Görüşme üç saat sürdü, görüşmenin basına yansıyan kısmına baktığımızda, devamlı dillendirilen söylemlerin dışında yeni hiçbir şey yok ve belli ki iki lider, daha başka şeyler konuşmuşlar.
Vladimir Putin'in sözcüsü Dmitri Peskov çıkıp şunu diyor; “hiçbir şey imzalanmayacak!”
Peki tahıl koridoru konusu hakkında Rusya, kati sözler söyleyip, aylardır, “dikte ettiğimiz şartlar kabul edilmez ise tahıl koridoru anlaşmasına dönmeyiz” demedi mi?
Dolayısı ile Erdoğan'ın gelişi, tahıl koridoru ile alakalı değildi; zaten Erdoğan da uzun zamandır tüyünü kopartmayacağı bir liderin ülkesine boşuna gitmiyor malum sağlık sorunlarından dolayı.

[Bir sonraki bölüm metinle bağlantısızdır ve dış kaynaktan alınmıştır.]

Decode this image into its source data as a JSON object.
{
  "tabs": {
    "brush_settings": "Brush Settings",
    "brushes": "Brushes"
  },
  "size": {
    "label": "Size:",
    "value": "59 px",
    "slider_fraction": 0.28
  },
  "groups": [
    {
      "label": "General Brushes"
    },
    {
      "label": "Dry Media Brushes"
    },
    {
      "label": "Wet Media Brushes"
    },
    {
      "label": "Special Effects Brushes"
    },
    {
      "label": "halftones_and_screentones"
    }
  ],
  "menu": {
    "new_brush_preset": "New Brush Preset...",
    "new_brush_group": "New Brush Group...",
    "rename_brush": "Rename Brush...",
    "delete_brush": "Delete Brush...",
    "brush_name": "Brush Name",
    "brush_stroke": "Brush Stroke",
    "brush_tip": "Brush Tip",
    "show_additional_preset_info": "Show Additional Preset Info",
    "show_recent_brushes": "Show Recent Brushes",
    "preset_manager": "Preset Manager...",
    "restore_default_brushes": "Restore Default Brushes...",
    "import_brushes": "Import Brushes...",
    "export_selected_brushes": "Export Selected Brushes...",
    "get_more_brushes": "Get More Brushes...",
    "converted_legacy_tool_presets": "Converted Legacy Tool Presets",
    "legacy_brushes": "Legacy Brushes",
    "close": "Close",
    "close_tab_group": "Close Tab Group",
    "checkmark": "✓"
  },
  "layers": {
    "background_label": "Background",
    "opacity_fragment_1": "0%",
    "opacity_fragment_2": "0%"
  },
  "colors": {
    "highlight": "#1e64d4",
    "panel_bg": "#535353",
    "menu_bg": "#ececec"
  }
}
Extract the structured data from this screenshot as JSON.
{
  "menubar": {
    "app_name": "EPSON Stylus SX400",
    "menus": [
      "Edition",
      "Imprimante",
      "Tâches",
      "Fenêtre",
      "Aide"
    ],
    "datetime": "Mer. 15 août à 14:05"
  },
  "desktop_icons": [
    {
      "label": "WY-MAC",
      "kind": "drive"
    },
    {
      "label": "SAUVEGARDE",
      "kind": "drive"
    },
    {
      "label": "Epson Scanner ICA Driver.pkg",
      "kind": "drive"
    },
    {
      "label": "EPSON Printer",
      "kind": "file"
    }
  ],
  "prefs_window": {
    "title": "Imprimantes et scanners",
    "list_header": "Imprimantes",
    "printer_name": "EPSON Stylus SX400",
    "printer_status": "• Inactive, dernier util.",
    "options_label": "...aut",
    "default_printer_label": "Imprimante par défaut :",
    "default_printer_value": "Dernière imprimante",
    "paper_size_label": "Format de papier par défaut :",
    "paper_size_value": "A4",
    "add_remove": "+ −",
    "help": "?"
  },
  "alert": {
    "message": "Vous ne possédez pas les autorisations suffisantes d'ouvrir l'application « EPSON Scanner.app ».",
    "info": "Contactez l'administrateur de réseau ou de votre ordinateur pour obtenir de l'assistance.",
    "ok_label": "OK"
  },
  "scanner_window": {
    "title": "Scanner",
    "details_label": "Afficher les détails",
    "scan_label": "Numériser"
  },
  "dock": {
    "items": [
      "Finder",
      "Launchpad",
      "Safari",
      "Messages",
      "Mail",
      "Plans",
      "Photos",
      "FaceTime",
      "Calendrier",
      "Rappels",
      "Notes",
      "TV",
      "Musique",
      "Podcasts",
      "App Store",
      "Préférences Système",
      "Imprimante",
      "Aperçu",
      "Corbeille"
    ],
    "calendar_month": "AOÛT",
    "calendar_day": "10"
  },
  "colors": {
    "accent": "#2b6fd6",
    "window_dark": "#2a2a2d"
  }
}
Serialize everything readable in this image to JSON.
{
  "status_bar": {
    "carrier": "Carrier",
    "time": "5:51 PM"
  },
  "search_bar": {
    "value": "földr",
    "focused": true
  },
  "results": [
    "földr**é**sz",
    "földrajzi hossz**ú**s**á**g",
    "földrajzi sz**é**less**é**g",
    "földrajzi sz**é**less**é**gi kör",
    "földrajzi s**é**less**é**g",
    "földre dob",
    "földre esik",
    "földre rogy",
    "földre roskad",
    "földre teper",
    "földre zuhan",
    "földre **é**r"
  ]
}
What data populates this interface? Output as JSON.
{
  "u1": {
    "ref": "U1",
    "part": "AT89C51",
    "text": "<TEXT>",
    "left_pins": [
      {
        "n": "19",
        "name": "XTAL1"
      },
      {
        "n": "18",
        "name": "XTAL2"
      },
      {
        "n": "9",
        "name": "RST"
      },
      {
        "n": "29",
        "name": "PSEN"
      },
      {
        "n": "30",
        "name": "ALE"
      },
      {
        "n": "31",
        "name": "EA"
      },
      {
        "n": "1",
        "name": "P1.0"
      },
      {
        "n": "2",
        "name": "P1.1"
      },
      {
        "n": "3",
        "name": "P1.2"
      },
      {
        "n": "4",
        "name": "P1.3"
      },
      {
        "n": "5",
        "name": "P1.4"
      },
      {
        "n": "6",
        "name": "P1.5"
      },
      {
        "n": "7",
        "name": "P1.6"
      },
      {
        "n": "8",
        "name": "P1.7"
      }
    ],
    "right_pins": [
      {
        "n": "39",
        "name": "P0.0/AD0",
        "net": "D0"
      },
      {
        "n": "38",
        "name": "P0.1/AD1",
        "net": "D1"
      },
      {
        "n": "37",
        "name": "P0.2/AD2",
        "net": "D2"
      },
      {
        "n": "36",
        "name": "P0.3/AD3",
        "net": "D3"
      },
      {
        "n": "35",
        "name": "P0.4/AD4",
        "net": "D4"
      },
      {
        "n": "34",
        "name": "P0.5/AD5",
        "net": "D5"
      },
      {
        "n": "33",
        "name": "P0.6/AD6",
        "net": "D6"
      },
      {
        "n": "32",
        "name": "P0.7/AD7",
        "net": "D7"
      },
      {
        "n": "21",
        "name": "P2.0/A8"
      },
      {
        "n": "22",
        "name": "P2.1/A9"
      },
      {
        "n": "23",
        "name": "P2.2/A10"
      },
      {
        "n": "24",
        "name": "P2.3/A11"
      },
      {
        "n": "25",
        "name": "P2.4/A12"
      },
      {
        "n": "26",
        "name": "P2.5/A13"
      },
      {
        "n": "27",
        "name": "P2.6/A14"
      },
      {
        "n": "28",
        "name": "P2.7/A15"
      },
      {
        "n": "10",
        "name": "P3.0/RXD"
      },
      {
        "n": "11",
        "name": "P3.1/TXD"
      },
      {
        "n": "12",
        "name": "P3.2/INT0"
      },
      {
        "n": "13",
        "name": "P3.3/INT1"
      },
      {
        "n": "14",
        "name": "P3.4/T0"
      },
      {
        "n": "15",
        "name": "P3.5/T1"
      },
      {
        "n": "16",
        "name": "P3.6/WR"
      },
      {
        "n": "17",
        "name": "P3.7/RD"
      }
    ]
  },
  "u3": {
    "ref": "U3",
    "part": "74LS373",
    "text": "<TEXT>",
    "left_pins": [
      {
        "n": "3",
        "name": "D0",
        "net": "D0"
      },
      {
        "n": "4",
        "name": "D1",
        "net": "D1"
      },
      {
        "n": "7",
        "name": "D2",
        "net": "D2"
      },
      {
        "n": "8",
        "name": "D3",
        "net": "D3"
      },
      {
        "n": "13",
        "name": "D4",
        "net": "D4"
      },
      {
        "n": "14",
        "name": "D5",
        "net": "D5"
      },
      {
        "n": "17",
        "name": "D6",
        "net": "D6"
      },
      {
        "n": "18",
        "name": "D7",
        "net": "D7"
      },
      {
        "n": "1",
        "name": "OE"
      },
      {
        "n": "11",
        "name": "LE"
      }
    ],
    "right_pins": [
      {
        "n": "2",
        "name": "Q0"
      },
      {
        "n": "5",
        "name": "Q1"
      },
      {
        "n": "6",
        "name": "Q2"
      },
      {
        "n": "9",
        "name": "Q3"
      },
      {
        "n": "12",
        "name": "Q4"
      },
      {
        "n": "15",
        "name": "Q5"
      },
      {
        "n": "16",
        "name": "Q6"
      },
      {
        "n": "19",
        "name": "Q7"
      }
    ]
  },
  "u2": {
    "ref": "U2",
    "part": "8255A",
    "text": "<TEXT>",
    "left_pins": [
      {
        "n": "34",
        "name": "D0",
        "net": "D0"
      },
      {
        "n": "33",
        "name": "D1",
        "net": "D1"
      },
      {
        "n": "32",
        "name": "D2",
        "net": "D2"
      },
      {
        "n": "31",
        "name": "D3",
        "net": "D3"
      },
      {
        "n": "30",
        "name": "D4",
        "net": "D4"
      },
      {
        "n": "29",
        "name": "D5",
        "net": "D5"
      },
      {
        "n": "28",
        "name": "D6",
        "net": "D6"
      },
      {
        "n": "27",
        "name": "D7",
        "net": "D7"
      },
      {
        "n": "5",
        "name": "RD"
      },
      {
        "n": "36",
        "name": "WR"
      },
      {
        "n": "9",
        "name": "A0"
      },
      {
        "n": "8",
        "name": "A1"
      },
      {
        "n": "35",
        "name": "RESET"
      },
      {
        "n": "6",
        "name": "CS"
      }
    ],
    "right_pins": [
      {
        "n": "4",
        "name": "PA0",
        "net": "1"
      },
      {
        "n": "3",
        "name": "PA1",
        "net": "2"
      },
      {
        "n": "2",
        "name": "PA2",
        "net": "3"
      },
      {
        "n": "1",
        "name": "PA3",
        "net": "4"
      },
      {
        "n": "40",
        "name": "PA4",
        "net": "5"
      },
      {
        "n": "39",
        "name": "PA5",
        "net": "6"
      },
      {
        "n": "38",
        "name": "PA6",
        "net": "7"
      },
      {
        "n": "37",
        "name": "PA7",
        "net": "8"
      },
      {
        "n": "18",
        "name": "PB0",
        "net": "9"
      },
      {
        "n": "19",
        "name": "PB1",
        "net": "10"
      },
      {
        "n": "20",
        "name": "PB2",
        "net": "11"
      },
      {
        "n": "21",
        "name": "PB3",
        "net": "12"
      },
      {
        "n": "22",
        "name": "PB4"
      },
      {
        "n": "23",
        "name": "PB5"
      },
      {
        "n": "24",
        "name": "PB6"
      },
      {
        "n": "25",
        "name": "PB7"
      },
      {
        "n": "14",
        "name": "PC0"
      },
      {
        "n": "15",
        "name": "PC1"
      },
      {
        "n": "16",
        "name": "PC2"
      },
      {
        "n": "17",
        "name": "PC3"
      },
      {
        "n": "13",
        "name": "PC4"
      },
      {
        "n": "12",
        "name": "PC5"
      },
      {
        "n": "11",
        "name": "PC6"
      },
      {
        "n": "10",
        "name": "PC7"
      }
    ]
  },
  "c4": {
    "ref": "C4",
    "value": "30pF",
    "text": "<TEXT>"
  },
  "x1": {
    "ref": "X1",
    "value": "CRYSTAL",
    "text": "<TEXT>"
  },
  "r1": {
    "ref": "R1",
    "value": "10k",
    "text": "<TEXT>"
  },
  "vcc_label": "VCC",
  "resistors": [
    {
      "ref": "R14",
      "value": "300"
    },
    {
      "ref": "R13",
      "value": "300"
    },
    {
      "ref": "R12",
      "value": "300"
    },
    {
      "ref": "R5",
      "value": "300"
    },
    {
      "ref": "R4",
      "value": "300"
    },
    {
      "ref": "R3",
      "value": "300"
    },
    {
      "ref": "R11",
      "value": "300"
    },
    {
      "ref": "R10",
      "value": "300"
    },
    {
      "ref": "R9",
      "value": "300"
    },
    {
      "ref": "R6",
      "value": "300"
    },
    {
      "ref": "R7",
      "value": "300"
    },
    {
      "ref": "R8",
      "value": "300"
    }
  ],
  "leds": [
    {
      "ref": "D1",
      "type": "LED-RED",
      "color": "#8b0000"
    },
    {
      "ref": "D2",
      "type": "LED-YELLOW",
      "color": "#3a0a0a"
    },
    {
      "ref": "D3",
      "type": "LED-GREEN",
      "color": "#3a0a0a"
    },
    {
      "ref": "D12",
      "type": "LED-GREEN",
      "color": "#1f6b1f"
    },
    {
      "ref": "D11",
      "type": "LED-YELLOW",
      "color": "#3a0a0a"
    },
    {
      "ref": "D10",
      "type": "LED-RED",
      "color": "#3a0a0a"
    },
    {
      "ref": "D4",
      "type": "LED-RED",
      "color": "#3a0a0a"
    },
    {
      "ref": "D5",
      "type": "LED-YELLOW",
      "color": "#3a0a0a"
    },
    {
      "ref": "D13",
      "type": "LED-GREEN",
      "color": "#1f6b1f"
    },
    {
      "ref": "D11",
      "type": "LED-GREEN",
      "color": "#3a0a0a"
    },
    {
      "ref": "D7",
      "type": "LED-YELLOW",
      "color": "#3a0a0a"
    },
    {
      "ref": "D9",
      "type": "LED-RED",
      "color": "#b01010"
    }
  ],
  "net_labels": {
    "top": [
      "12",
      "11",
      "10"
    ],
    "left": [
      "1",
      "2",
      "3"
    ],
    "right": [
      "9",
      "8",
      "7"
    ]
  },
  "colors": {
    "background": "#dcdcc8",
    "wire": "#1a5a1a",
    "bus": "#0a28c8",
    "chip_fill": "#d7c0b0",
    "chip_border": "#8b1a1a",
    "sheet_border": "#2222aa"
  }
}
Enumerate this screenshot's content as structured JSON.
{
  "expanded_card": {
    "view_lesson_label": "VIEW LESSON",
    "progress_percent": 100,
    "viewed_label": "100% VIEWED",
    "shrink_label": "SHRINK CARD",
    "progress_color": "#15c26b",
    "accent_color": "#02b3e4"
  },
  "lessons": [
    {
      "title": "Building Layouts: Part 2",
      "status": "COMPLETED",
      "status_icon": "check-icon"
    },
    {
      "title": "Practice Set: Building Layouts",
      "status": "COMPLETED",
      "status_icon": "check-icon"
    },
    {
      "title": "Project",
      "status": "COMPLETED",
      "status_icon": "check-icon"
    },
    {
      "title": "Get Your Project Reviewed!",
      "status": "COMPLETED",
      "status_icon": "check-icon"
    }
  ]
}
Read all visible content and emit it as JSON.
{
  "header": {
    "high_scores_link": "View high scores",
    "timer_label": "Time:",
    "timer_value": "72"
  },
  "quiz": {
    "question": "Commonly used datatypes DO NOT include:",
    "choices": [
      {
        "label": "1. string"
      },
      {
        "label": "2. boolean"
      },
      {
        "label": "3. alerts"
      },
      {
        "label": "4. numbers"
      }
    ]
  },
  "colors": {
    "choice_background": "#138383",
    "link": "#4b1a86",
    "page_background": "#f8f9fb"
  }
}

Moskova-Ankara arasındaki bilinen ilişkiler çerçevesinden öte Cumhurbaşkanı Erdoğan'ın asıl geliş sebebi, muhtemelen Kremlin Sözcüsü Peskov'un konuşmasında saklı.
Türkiye’de bir gaz dağıtım noktası!
Rusya’da gazeteciler, son bir yıldır bu konu hakkında sorular sormakta.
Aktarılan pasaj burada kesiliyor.